Sebuah penelitian terbaru oleh London School of Economics and Political Science (LSE) menemukan bahwa aktivitas media digital dapat meningkatkan kehidupan keluarga. Will Garder, direktur UK Safer Internet Centre dalam rilis medianya juga mengatakan bahwa Safer Internet Day dapat memberikan kesempatan yang baik bagi orang tua untuk menjelajahi internet bersama anak-anak mereka. Disamping itu mereka bisa juga bermain video game, menonton film keluarga atau saling berhubungan melalui aplikasi pesan dan panggilan. Apabila fungsi dan peran keluarga di era gadget ini mampu duduk pada tempatnya maka visi Kementerian Pendidikan dan Kebudayaan yaitu terbentuknya insan serta ekosistem pendidikan dan kebudayaan yang berkarakter dengan berlandaskan gotong-royong akan mudah tercapai.

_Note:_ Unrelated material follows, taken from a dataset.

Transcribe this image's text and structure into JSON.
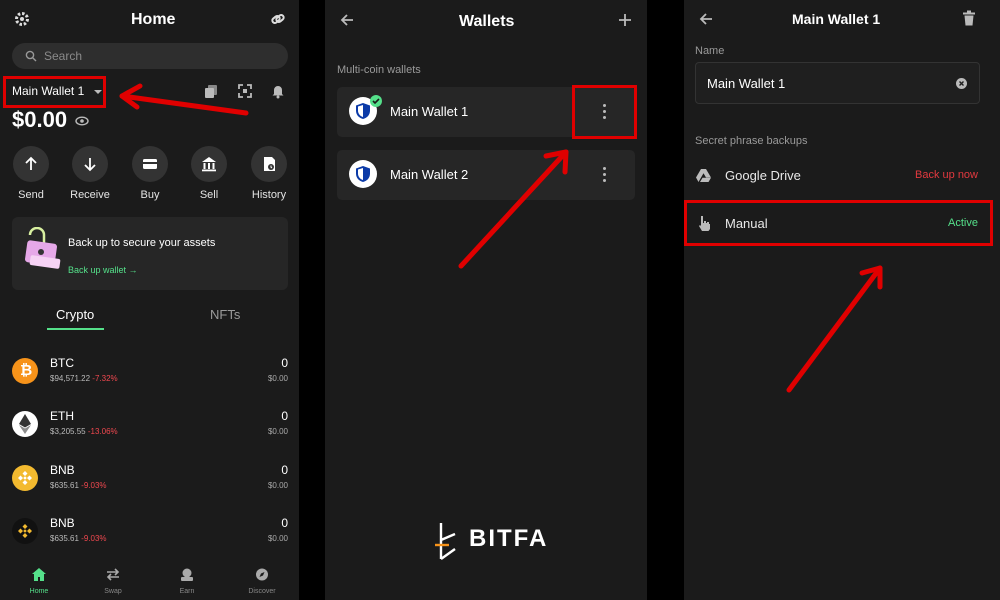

Keluarga adalah fasilitator, motivator dan inspirator bagi anak dalam memanfaatkan teknologi digital agar tercipta kegiatan belajar di rumah yang menyenangkan, kreatif, aktif dan mendorong anak-anak berpikir kritis. Orang tua dapat berkolaborasi dengan anak dalam mencari bahan-bahan pelajaran atau bersama-sama membuat karya digital, blog dan film keluarga serta memperluas networking dengan berbagai elemen sehingga kegiatan belajar di rumah berjalan efektif. Keluarga jangan hanya fokus pada tumbuh kembang fisik anak karena anak juga membutuhkan perhatian pada psikisnya seperti membantu memetakan dan memberi ruang pada perkembangan bakat, minat dan kemampuan lain.

Pola asuh yang baik yang didukung lingkungan yang mendukung serta kehadiran pembelajaran online yang dihandle dengan tepat akan mencegah anak-anak terjebak pada tindak kejahatan, pergaulan bebas, terorisme, peredaran narkoba, perundungan, informasi tak ramah anak, kondisi BLAST (boring, lonely, angry and stressful, dan generasi cengeng yang rapuh menghadapi tantangan kehidupan yang semakin kompetitif.

Akhirnya, penulis sependapat dengan sebuah kutipan dari Confucius: ” If your plan is for one year plant rice. If your plan is for ten years plant trees. If your plan is for hundred years educate children”. Anak perlu dibina dan diedukasi karena mereka adalah generasi penerus dan investasi bagi bangsa. Anak harus dipersiapkan menjadi generasi yang berkualitas pada 2030 agar tergapai generasi emas 2045. Siapkah keluarga Indonesia?